Early- and late-onset PE are characterized by a common signature in the transcriptional profile of whole blood. A small set of genes were differentially regulated in early- and late-onset PE. Future studies of the biological function, expression timetable and protein expression of these genes may provide insight into the pathophysiology of PE.

摘要

目的

子痫前期(PE)可分为早发型和晚发型表型。这两种表型的发病机制尚未阐明。为了深入了解疾病的机制,我们检查了早发型和晚发型 PE 患者全血的转录谱。

方法

进行了一项横断面研究,纳入了以下女性:i)早发型 PE(诊断于 34 周前,n=25);ii)晚发型 PE(34 周后,n=47);和 iii)无并发症妊娠(n=61)。使用 Affymetrix 微阵列对外周血全血的 mRNA 表达进行了微阵列分析。通过调节后的 t 检验(假发现率 <0.1 和倍数变化 >1.5)评估差异基因表达,同时调整了母体白细胞计数和胎龄。在更大的样本量(早发性 PE(n=31)、晚发性 PE(n=72)和对照组(n=99))中通过实时 qRT-PCR 对所有差异表达基因进行验证。

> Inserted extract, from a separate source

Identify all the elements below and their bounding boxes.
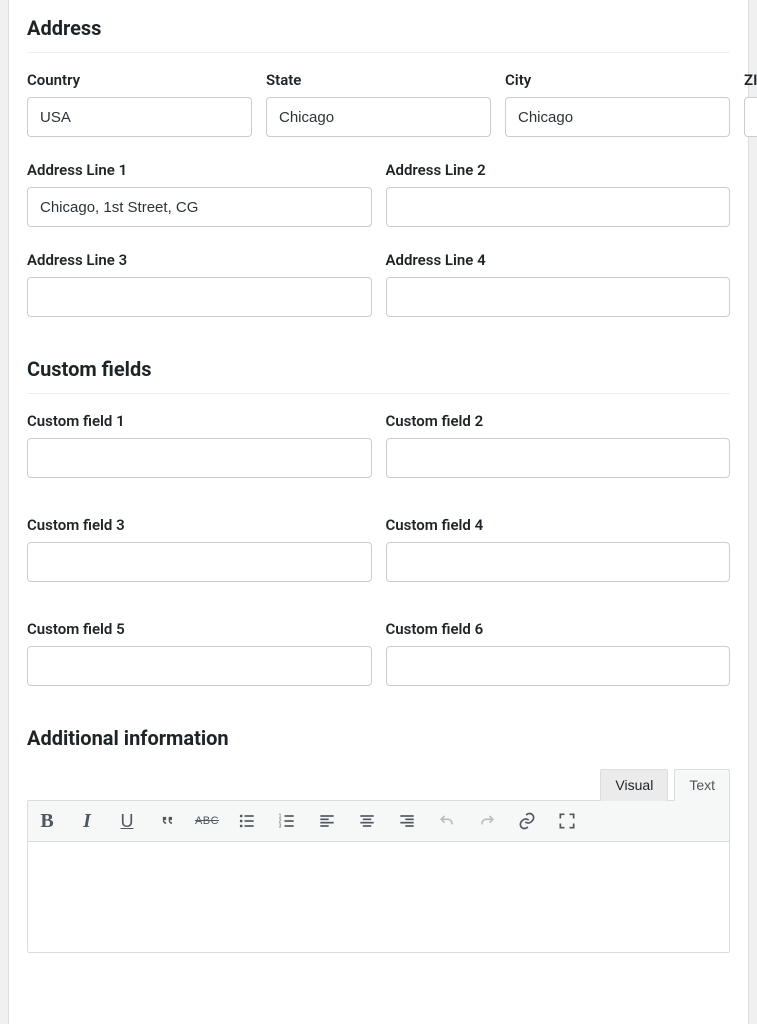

进行了基因本体论分析和途径分析。

结果

i)与对照组相比,早发型和晚发型 PE 分别有 43 和 28 个基因差异表达;ii)qRT-PCR 分别在 77%(33/43)和 71%(20/28)的基因中证实了早发性和晚发性 PE 的微阵列结果;iii)在早发型 PE 中,有 20 个基因参与凝血(SERPINI2)、免疫调节(VSIG4、CD24)、发育过程(H19)和炎症(S100A10),而在晚发型 PE 中,仅有 7 个基因编码与先天免疫有关的蛋白(LTF、ELANE)和神经系统中的细胞间识别(CNTNAP3)。13 个编码与宿主防御(DEFA4、BPI、CTSG、LCN2)、血脑屏障紧密连接(EMP1)和肝脏再生(ECT2)有关的蛋白的基因在早发型和晚发型 PE 中差异表达。

结论

早发型和晚发型 PE 的全血转录谱具有共同特征。一小部分基因在早发型和晚发型 PE 中差异调节。这些基因的生物学功能、表达时间表和蛋白质表达的进一步研究可能有助于深入了解 PE 的病理生理学。